I am also torn about dashes. They seem to crop up in numbers. The division of words like Los Angeles also concerns me, but I’m still formulating my thoughts on proper nouns.
To this point, I needed to get the Markov process running a little better. I started with the basic Python script Reda created and added a few new rules. One rule is to not start a tweet with the word ‘and’. The word ‘with’ is a tougher call, but for now I am keeping it simple.
smooth, honeyed finish. grenache, cinsault and grenache are prevalent in the initial taste is your style.
Here you can see some work still needs to be done on the Markov process. A layer to possibly eliminate duplication of ‘complex’ words, like Grenache, might help. One thought is to test words in length greater than 5 and force a redo when any are duplicated.
Lastly I needed to automate it. Since my python program will reside on a Mini Mac server, I created a Launchd file to fire off the bot every 4444 seconds (about one hour and 14 minutes).

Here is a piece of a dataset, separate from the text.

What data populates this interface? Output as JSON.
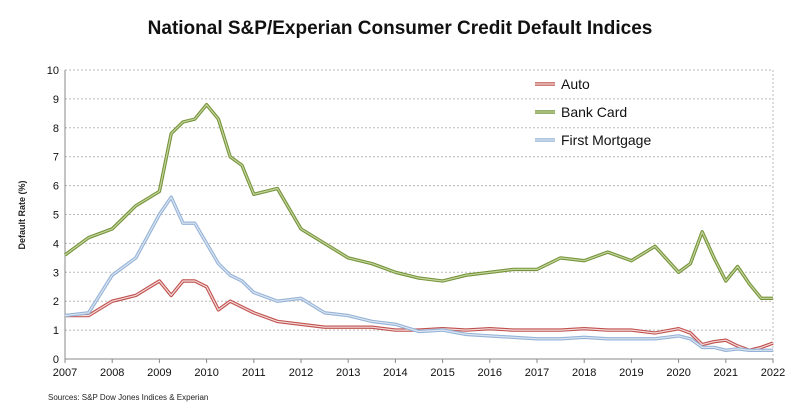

Within the python code, I create a tweet, using Twython, and save it to a file (so I can check the language and perfect the code) but only actually tweet approximately every one in six times (randomly generated of course). I figure a bot tweeting about four times a day is enough.
This is obviously a work in progress. The first order of business was to get it out the door. The next part is to improve the logic it uses to craft the tweets. Please follow along and let the Wine Snob Bot know what you think. I will post code and more details in the future.